Fücurdan kalp temizlenecek, takvâda mesafe alacak.

 قَدْ اَفْلَحَ مَنْ زَكّٰيهَا

((İç âlemini) temizleyen, felâha erdi.” [eş-Şems, 9])

İç âlem temizlenecek.

Temizlenmezse ne olur? Fâcia olur. Temizlenirse ne olur?

يَوْمَ لَا يَنْفَعُ مَالٌ وَلَا بَنُونَ اِلَّا مَنْ اَتَى اللّٰهَ بِقَلْبٍ سَلِيمٍ

(“O gün, ne mal fayda verir ne de evlât. Ancak Allâhʼa kalb-i selîm (temiz bir kalp) ile gelenler (o günde fayda bulur).” [eş-Şuarâ, 89])

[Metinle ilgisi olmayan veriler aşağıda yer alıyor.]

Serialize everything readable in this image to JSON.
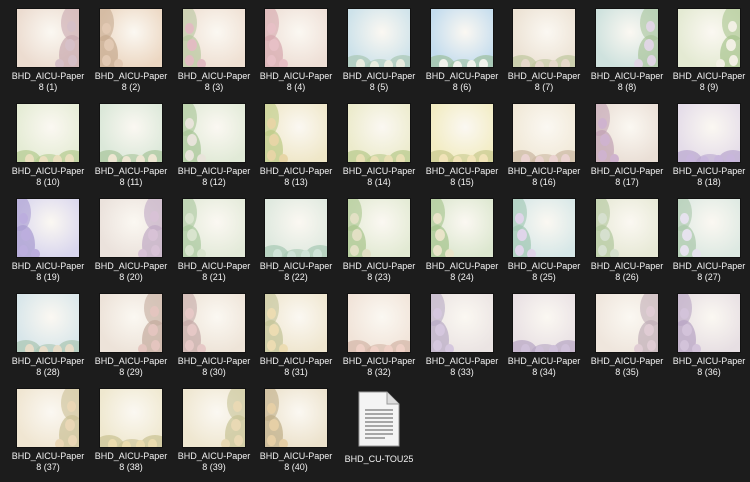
{
  "files": [
    {
      "label": "BHD_AICU-Paper 8 (1)",
      "bg": "#ecdcd0",
      "accent": "#c9a9b0",
      "egg": "#d6c0c8",
      "side": "right"
    },
    {
      "label": "BHD_AICU-Paper 8 (2)",
      "bg": "#ecd7c2",
      "accent": "#c6aa8f",
      "egg": "#e2c9b3",
      "side": "left"
    },
    {
      "label": "BHD_AICU-Paper 8 (3)",
      "bg": "#efe0d3",
      "accent": "#b8c7a0",
      "egg": "#e2bcc2",
      "side": "left"
    },
    {
      "label": "BHD_AICU-Paper 8 (4)",
      "bg": "#eedfd6",
      "accent": "#d5a7ae",
      "egg": "#e7c0c6",
      "side": "left"
    },
    {
      "label": "BHD_AICU-Paper 8 (5)",
      "bg": "#cde2ea",
      "accent": "#aac8b4",
      "egg": "#e9ecdf",
      "side": "bottom"
    },
    {
      "label": "BHD_AICU-Paper 8 (6)",
      "bg": "#c3dcee",
      "accent": "#9dbf9e",
      "egg": "#f1f2ec",
      "side": "bottom"
    },
    {
      "label": "BHD_AICU-Paper 8 (7)",
      "bg": "#ece2d4",
      "accent": "#bfc79e",
      "egg": "#e6d8cb",
      "side": "bottom"
    },
    {
      "label": "BHD_AICU-Paper 8 (8)",
      "bg": "#cfe2de",
      "accent": "#a9c49b",
      "egg": "#e0d6e4",
      "side": "right"
    },
    {
      "label": "BHD_AICU-Paper 8 (9)",
      "bg": "#e4ead3",
      "accent": "#a8c48e",
      "egg": "#f2f0e4",
      "side": "right"
    },
    {
      "label": "BHD_AICU-Paper 8 (10)",
      "bg": "#e5ecd5",
      "accent": "#b3cb8f",
      "egg": "#eadfbe",
      "side": "bottom"
    },
    {
      "label": "BHD_AICU-Paper 8 (11)",
      "bg": "#dbe8d9",
      "accent": "#a8c49a",
      "egg": "#eee6d2",
      "side": "bottom"
    },
    {
      "label": "BHD_AICU-Paper 8 (12)",
      "bg": "#e1ead7",
      "accent": "#a7c495",
      "egg": "#e8e4da",
      "side": "left"
    },
    {
      "label": "BHD_AICU-Paper 8 (13)",
      "bg": "#efe7c8",
      "accent": "#bccb86",
      "egg": "#e7d5a6",
      "side": "left"
    },
    {
      "label": "BHD_AICU-Paper 8 (14)",
      "bg": "#ecebcc",
      "accent": "#b7c98a",
      "egg": "#e9dfb4",
      "side": "bottom"
    },
    {
      "label": "BHD_AICU-Paper 8 (15)",
      "bg": "#f2ecc2",
      "accent": "#c7c98d",
      "egg": "#f1e3b8",
      "side": "bottom"
    },
    {
      "label": "BHD_AICU-Paper 8 (16)",
      "bg": "#f1e9d8",
      "accent": "#cbb7a1",
      "egg": "#ead2d0",
      "side": "bottom"
    },
    {
      "label": "BHD_AICU-Paper 8 (17)",
      "bg": "#eadfd6",
      "accent": "#c1a1b4",
      "egg": "#cfb3cf",
      "side": "left"
    },
    {
      "label": "BHD_AICU-Paper 8 (18)",
      "bg": "#e5dde9",
      "accent": "#b9a7cf",
      "egg": "#c8b6dc",
      "side": "bottom"
    },
    {
      "label": "BHD_AICU-Paper 8 (19)",
      "bg": "#d9d6ee",
      "accent": "#a89bd0",
      "egg": "#bcaede",
      "side": "left"
    },
    {
      "label": "BHD_AICU-Paper 8 (20)",
      "bg": "#ebe2dc",
      "accent": "#c0a9c4",
      "egg": "#d8c2d6",
      "side": "right"
    },
    {
      "label": "BHD_AICU-Paper 8 (21)",
      "bg": "#e3ead9",
      "accent": "#a8c79d",
      "egg": "#d9e4ce",
      "side": "left"
    },
    {
      "label": "BHD_AICU-Paper 8 (22)",
      "bg": "#dfe9df",
      "accent": "#a6c9b4",
      "egg": "#cfe3d8",
      "side": "bottom"
    },
    {
      "label": "BHD_AICU-Paper 8 (23)",
      "bg": "#e2ead3",
      "accent": "#a8c48c",
      "egg": "#e2e0c4",
      "side": "left"
    },
    {
      "label": "BHD_AICU-Paper 8 (24)",
      "bg": "#dce7cf",
      "accent": "#a4c38b",
      "egg": "#e9e4c9",
      "side": "left"
    },
    {
      "label": "BHD_AICU-Paper 8 (25)",
      "bg": "#d6e7e7",
      "accent": "#9fc6b1",
      "egg": "#e0d5ea",
      "side": "left"
    },
    {
      "label": "BHD_AICU-Paper 8 (26)",
      "bg": "#e7e9d6",
      "accent": "#b0c79c",
      "egg": "#d6e0cf",
      "side": "left"
    },
    {
      "label": "BHD_AICU-Paper 8 (27)",
      "bg": "#dde9e2",
      "accent": "#a9c7aa",
      "egg": "#e6e2ee",
      "side": "left"
    },
    {
      "label": "BHD_AICU-Paper 8 (28)",
      "bg": "#d8e6ea",
      "accent": "#a9c4b0",
      "egg": "#e7dcc8",
      "side": "bottom"
    },
    {
      "label": "BHD_AICU-Paper 8 (29)",
      "bg": "#ede3d9",
      "accent": "#c5ab9e",
      "egg": "#e4c5bf",
      "side": "right"
    },
    {
      "label": "BHD_AICU-Paper 8 (30)",
      "bg": "#eee4d8",
      "accent": "#c4a8a7",
      "egg": "#e6c8c6",
      "side": "left"
    },
    {
      "label": "BHD_AICU-Paper 8 (31)",
      "bg": "#efe6cf",
      "accent": "#c2c397",
      "egg": "#ecdcb2",
      "side": "left"
    },
    {
      "label": "BHD_AICU-Paper 8 (32)",
      "bg": "#f1e4d9",
      "accent": "#d3b5a6",
      "egg": "#efd0c6",
      "side": "bottom"
    },
    {
      "label": "BHD_AICU-Paper 8 (33)",
      "bg": "#ebe4e3",
      "accent": "#b8aac5",
      "egg": "#d5c7de",
      "side": "left"
    },
    {
      "label": "BHD_AICU-Paper 8 (34)",
      "bg": "#e9e1e4",
      "accent": "#b6a5c3",
      "egg": "#cfc0d9",
      "side": "bottom"
    },
    {
      "label": "BHD_AICU-Paper 8 (35)",
      "bg": "#efe6dd",
      "accent": "#c1aeb8",
      "egg": "#e0ccd4",
      "side": "right"
    },
    {
      "label": "BHD_AICU-Paper 8 (36)",
      "bg": "#e7dfe3",
      "accent": "#b7a3c3",
      "egg": "#d3c3da",
      "side": "left"
    },
    {
      "label": "BHD_AICU-Paper 8 (37)",
      "bg": "#f0e6d2",
      "accent": "#cbc096",
      "egg": "#ead7b6",
      "side": "right"
    },
    {
      "label": "BHD_AICU-Paper 8 (38)",
      "bg": "#efe8cf",
      "accent": "#c9c292",
      "egg": "#ebdcaf",
      "side": "bottom"
    },
    {
      "label": "BHD_AICU-Paper 8 (39)",
      "bg": "#efe7d1",
      "accent": "#c7c396",
      "egg": "#e9d9b4",
      "side": "right"
    },
    {
      "label": "BHD_AICU-Paper 8 (40)",
      "bg": "#ece2cc",
      "accent": "#bfae87",
      "egg": "#e6cfa6",
      "side": "left"
    }
  ],
  "document": {
    "label": "BHD_CU-TOU25",
    "icon": "text-document-icon"
  },
  "colors": {
    "background": "#1c1c1c",
    "text": "#f2f2f2"
  }
}
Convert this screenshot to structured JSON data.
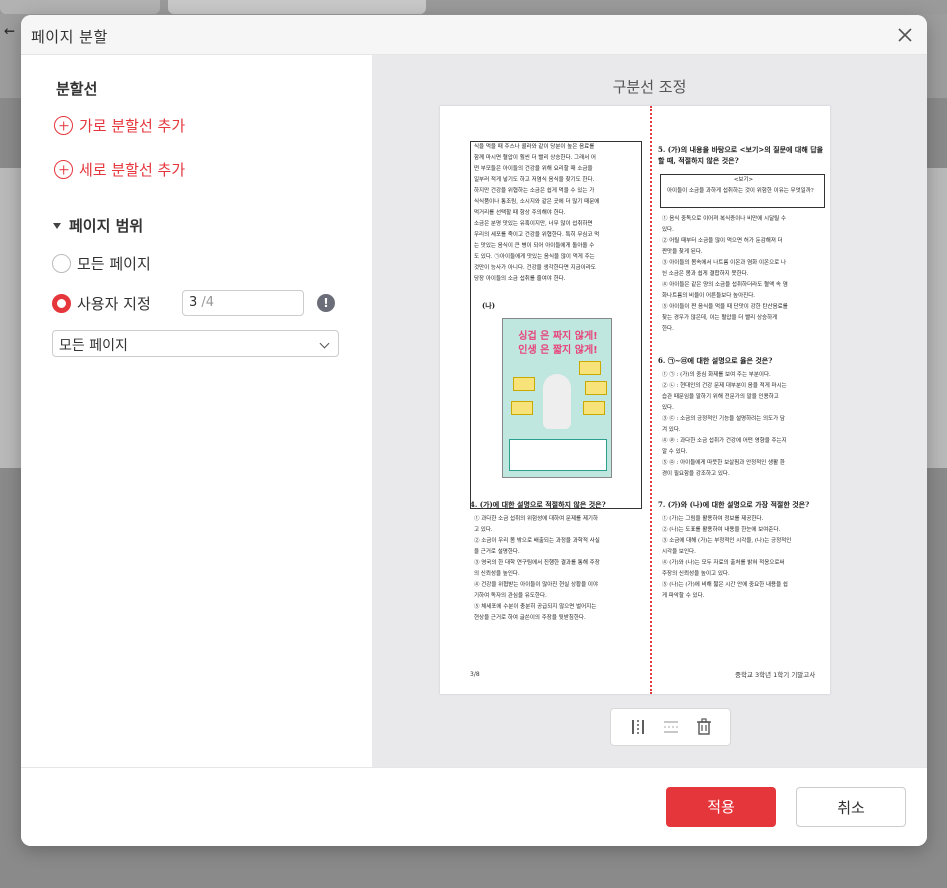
{
  "dialog": {
    "title": "페이지 분할",
    "close_icon": "close-icon"
  },
  "split_lines": {
    "heading": "분할선",
    "add_horizontal": "가로 분할선 추가",
    "add_vertical": "세로 분할선 추가"
  },
  "page_range": {
    "heading": "페이지 범위",
    "all_pages": "모든 페이지",
    "custom": "사용자 지정",
    "custom_selected": true,
    "page_input_value": "3",
    "page_input_total": "/4",
    "info_icon": "!",
    "dropdown_value": "모든 페이지"
  },
  "preview": {
    "heading": "구분선 조정",
    "page_text": {
      "left_paragraph": [
        "식을 먹을 때 주스나 콜라와 같이 당분이 높은 음료를",
        "함께 마시면 혈압이 훨씬 더 빨리 상승한다. 그래서 어",
        "떤 부모들은 아이들의 건강을 위해 요리할 때 소금을",
        "일부러 적게 넣기도 하고 저염식 음식을 찾기도 한다.",
        "하지만 건강을 위협하는 소금은 쉽게 먹을 수 있는 가",
        "식식품이나 통조림, 소시지와 같은 곳에 더 많기 때문에",
        "먹거리를 선택할 때 항상 주의해야 한다.",
        "소금은 분명 맛있는 유혹이지만, 너무 많이 섭취하면",
        "우리의 세포를 죽이고 건강을 위협한다. 특히 무심코 먹",
        "는 맛있는 음식이 큰 병이 되어 아이들에게 돌아올 수",
        "도 있다. ㉠아이들에게 맛있는 음식을 많이 먹게 주는",
        "것만이 능사가 아니다. 건강을 생각한다면 지금이라도",
        "당장 아이들의 소금 섭취를 줄여야 한다."
      ],
      "label_na": "(나)",
      "poster_line1": "싱겁 은 짜지 않게!",
      "poster_line2": "인생 은 짧지 않게!",
      "q4": "4. (가)에 대한 설명으로 적절하지 않은 것은?",
      "q4_options": [
        "① 과다한 소금 섭취의 위험성에 대하여 문제를 제기하",
        "고 있다.",
        "② 소금이 우리 몸 밖으로 배출되는 과정을 과학적 사실",
        "을 근거로 설명한다.",
        "③ 영국의 한 대학 연구팀에서 진행한 결과를 통해 주장",
        "의 신뢰성을 높인다.",
        "④ 건강을 위협받는 아이들이 많아진 현실 상황을 이야",
        "기하여 독자의 관심을 유도한다.",
        "⑤ 체세포에 수분이 충분히 공급되지 않으면 벌어지는",
        "현상을 근거로 하여 글쓴이의 주장을 뒷받침한다."
      ],
      "q5": "5. (가)의 내용을 바탕으로 <보기>의 질문에 대해 답을 할 때, 적절하지 않은 것은?",
      "q5_box_label": "<보기>",
      "q5_box_text": "아이들이 소금을 과하게 섭취하는 것이 위험한 이유는 무엇일까?",
      "q5_options": [
        "① 음식 중독으로 이어져 복식증이나 비만에 시달릴 수",
        "있다.",
        "② 어릴 때부터 소금을 많이 먹으면 허가 둔감해져 더",
        "짠맛을 찾게 된다.",
        "③ 아이들의 몸속에서 나트륨 이온과 염화 이온으로 나",
        "뉜 소금은 몸과 쉽게 결합하지 못한다.",
        "④ 아이들은 같은 양의 소금을 섭취하더라도 혈액 속 염",
        "화나트륨의 비율이 어른들보다 높아진다.",
        "⑤ 아이들이 짠 음식을 먹을 때 단맛이 강한 탄산음료를",
        "찾는 경우가 많은데, 이는 혈압을 더 빨리 상승하게",
        "한다."
      ],
      "q6": "6. ㉠~㉤에 대한 설명으로 옳은 것은?",
      "q6_options": [
        "① ㉠ : (가)의 중심 화제를 보여 주는 부분이다.",
        "② ㉡ : 현대인의 건강 문제 대부분이 음을 적게 마시는",
        "습관 때문임을 말하기 위해 전문가의 말을 인용하고",
        "있다.",
        "③ ㉢ : 소금의 긍정적인 기능을 설명하려는 의도가 담",
        "겨 있다.",
        "④ ㉣ : 과다한 소금 섭취가 건강에 어떤 영향을 주는지",
        "알 수 있다.",
        "⑤ ㉤ : 아이들에게 따뜻한 보살핌과 안정적인 생활 환",
        "경이 필요함을 강조하고 있다."
      ],
      "q7": "7. (가)와 (나)에 대한 설명으로 가장 적절한 것은?",
      "q7_options": [
        "① (가)는 그림을 활용하여 정보를 제공한다.",
        "② (나)는 도표를 활용하여 내용을 한눈에 보여준다.",
        "③ 소금에 대해 (가)는 부정적인 시각을, (나)는 긍정적인",
        "시각을 보인다.",
        "④ (가)와 (나)는 모두 자료의 출처를 밝혀 적응으로써",
        "주장의 신뢰성을 높이고 있다.",
        "⑤ (나)는 (가)에 비해 짧은 시간 안에 중요한 내용을 쉽",
        "게 파악할 수 있다."
      ],
      "page_number": "3/8",
      "footer_title": "중학교 3학년 1학기 기말고사"
    }
  },
  "buttons": {
    "apply": "적용",
    "cancel": "취소"
  },
  "colors": {
    "accent": "#e5363c",
    "panel_bg": "#e9e9ec"
  }
}
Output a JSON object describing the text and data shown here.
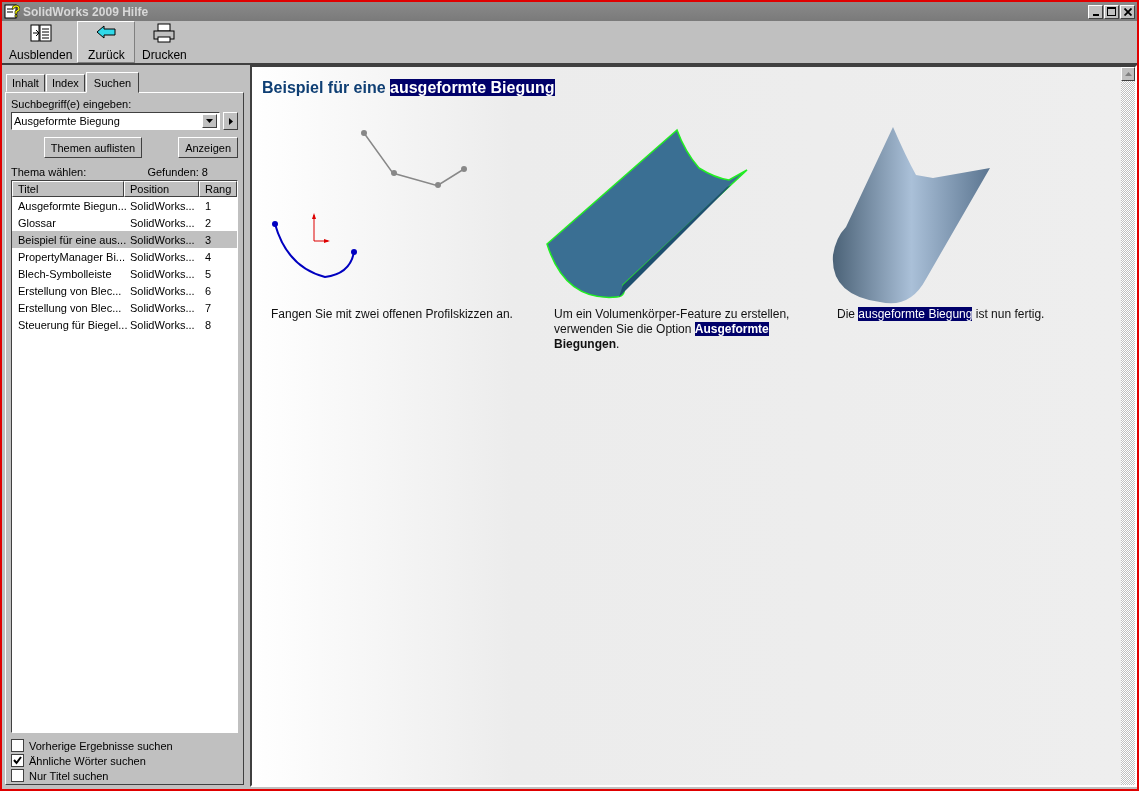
{
  "window": {
    "title": "SolidWorks 2009 Hilfe"
  },
  "toolbar": [
    {
      "label": "Ausblenden",
      "selected": false
    },
    {
      "label": "Zurück",
      "selected": true
    },
    {
      "label": "Drucken",
      "selected": false
    }
  ],
  "tabs": [
    {
      "label": "Inhalt",
      "selected": false
    },
    {
      "label": "Index",
      "selected": false
    },
    {
      "label": "Suchen",
      "selected": true
    }
  ],
  "search": {
    "label": "Suchbegriff(e) eingeben:",
    "value": "Ausgeformte Biegung"
  },
  "buttons": [
    "Themen auflisten",
    "Anzeigen"
  ],
  "topic_label": "Thema wählen:",
  "found": "Gefunden: 8",
  "table": {
    "columns": [
      "Titel",
      "Position",
      "Rang"
    ],
    "rows": [
      {
        "cells": [
          "Ausgeformte Biegun...",
          "SolidWorks...",
          "1"
        ],
        "selected": false
      },
      {
        "cells": [
          "Glossar",
          "SolidWorks...",
          "2"
        ],
        "selected": false
      },
      {
        "cells": [
          "Beispiel für eine aus...",
          "SolidWorks...",
          "3"
        ],
        "selected": true
      },
      {
        "cells": [
          "PropertyManager Bi...",
          "SolidWorks...",
          "4"
        ],
        "selected": false
      },
      {
        "cells": [
          "Blech-Symbolleiste",
          "SolidWorks...",
          "5"
        ],
        "selected": false
      },
      {
        "cells": [
          "Erstellung von Blec...",
          "SolidWorks...",
          "6"
        ],
        "selected": false
      },
      {
        "cells": [
          "Erstellung von Blec...",
          "SolidWorks...",
          "7"
        ],
        "selected": false
      },
      {
        "cells": [
          "Steuerung für Biegel...",
          "SolidWorks...",
          "8"
        ],
        "selected": false
      }
    ]
  },
  "checkboxes": [
    {
      "label": "Vorherige Ergebnisse suchen",
      "checked": false
    },
    {
      "label": "Ähnliche Wörter suchen",
      "checked": true
    },
    {
      "label": "Nur Titel suchen",
      "checked": false
    }
  ],
  "content": {
    "heading": [
      {
        "text": "Beispiel für eine ",
        "highlighted": false
      },
      {
        "text": "ausgeformte Biegung",
        "highlighted": true
      }
    ],
    "steps": [
      {
        "caption": [
          {
            "text": "Fangen Sie mit zwei offenen Profilskizzen an.",
            "highlighted": false,
            "bold": false
          }
        ]
      },
      {
        "caption": [
          {
            "text": "Um ein Volumenkörper-Feature zu erstellen, verwenden Sie die Option ",
            "highlighted": false,
            "bold": false
          },
          {
            "text": "Ausgeformte",
            "highlighted": true,
            "bold": true
          },
          {
            "text": " Biegungen",
            "highlighted": false,
            "bold": true
          },
          {
            "text": ".",
            "highlighted": false,
            "bold": false
          }
        ]
      },
      {
        "caption": [
          {
            "text": "Die ",
            "highlighted": false,
            "bold": false
          },
          {
            "text": "ausgeformte Biegung",
            "highlighted": true,
            "bold": false
          },
          {
            "text": " ist nun fertig.",
            "highlighted": false,
            "bold": false
          }
        ]
      }
    ]
  }
}
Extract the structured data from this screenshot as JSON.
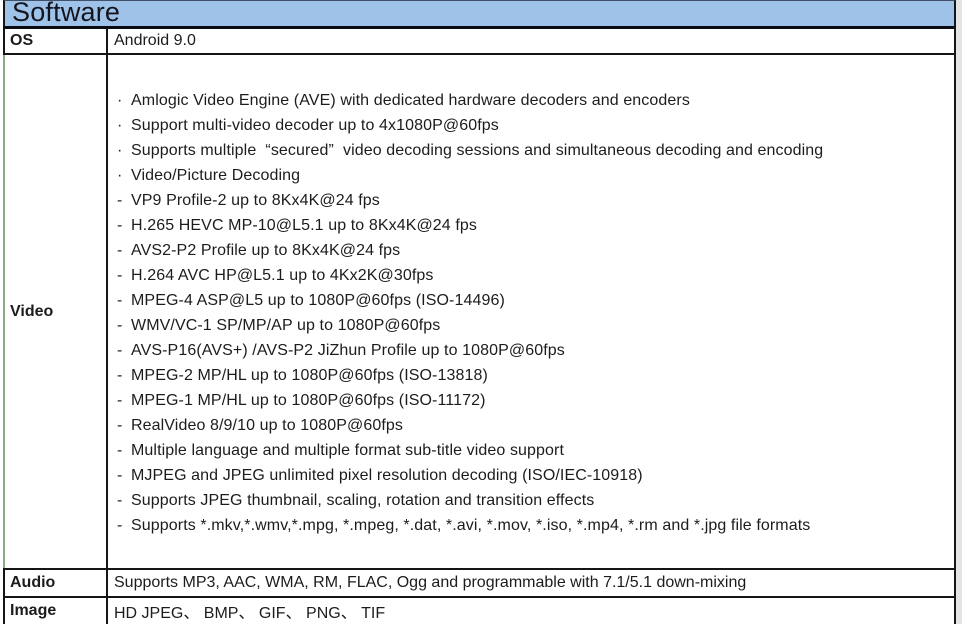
{
  "title": "Software",
  "colors": {
    "header_bg": "#9fc3e8",
    "border": "#151515",
    "video_left_border": "#8fa887",
    "text": "#1c1c1c"
  },
  "rows": {
    "os": {
      "label": "OS",
      "value": "Android 9.0"
    },
    "video": {
      "label": "Video",
      "lines": [
        {
          "b": "·",
          "t": "Amlogic Video Engine (AVE) with dedicated hardware decoders and encoders"
        },
        {
          "b": "·",
          "t": "Support multi-video decoder up to 4x1080P@60fps"
        },
        {
          "b": "·",
          "t": "Supports multiple  “secured”  video decoding sessions and simultaneous decoding and encoding"
        },
        {
          "b": "·",
          "t": "Video/Picture Decoding"
        },
        {
          "b": "-",
          "t": "VP9 Profile-2 up to 8Kx4K@24 fps"
        },
        {
          "b": "-",
          "t": "H.265 HEVC MP-10@L5.1 up to 8Kx4K@24 fps"
        },
        {
          "b": "-",
          "t": "AVS2-P2 Profile up to 8Kx4K@24 fps"
        },
        {
          "b": "-",
          "t": "H.264 AVC HP@L5.1 up to 4Kx2K@30fps"
        },
        {
          "b": "-",
          "t": "MPEG-4 ASP@L5 up to 1080P@60fps (ISO-14496)"
        },
        {
          "b": "-",
          "t": "WMV/VC-1 SP/MP/AP up to 1080P@60fps"
        },
        {
          "b": "-",
          "t": "AVS-P16(AVS+) /AVS-P2 JiZhun Profile up to 1080P@60fps"
        },
        {
          "b": "-",
          "t": "MPEG-2 MP/HL up to 1080P@60fps (ISO-13818)"
        },
        {
          "b": "-",
          "t": "MPEG-1 MP/HL up to 1080P@60fps (ISO-11172)"
        },
        {
          "b": "-",
          "t": "RealVideo 8/9/10 up to 1080P@60fps"
        },
        {
          "b": "-",
          "t": "Multiple language and multiple format sub-title video support"
        },
        {
          "b": "-",
          "t": "MJPEG and JPEG unlimited pixel resolution decoding (ISO/IEC-10918)"
        },
        {
          "b": "-",
          "t": "Supports JPEG thumbnail, scaling, rotation and transition effects"
        },
        {
          "b": "-",
          "t": "Supports *.mkv,*.wmv,*.mpg, *.mpeg, *.dat, *.avi, *.mov, *.iso, *.mp4, *.rm and *.jpg file formats"
        }
      ]
    },
    "audio": {
      "label": "Audio",
      "value": "Supports MP3, AAC, WMA, RM, FLAC, Ogg and programmable with 7.1/5.1 down-mixing"
    },
    "image": {
      "label": "Image",
      "value": "HD JPEG、 BMP、 GIF、 PNG、 TIF"
    }
  }
}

Kalb-i selîm ile Cenâb-ı Hakk’a, rafine olmuş, tertemiz, berrak, nasıl anadan tertemiz doğdun, o şekilde Cenâb-ı Hak sana Cennet kapılarını açıyor, buyrun, diyor.

سَلَامٌ قَوْلًا مِنْ رَبٍّ رَحِيمٍ

(“Onlara merhametli Rabbin söylediği selâm vardır.” [Yâsîn, 58]) buyrulacak.

Yani bir de Cenâb-ı Hak ne ile başlatıyor bu hacca? Fânî hayatın son giysisi olan kefenle başlatıyor. Orada kendinin istikbâlini göreceksin, düşüneceksin.

Onun için, neler; meşrû olan şeyler, gayr-i meşrû oluyor orada. Nezâket: Ot koparma yok. Bir dal kırma yok. Av avlama yok. Avcıya avı gösterme yok. En ufak bir pire vs. şu bu, cana kıyma yok.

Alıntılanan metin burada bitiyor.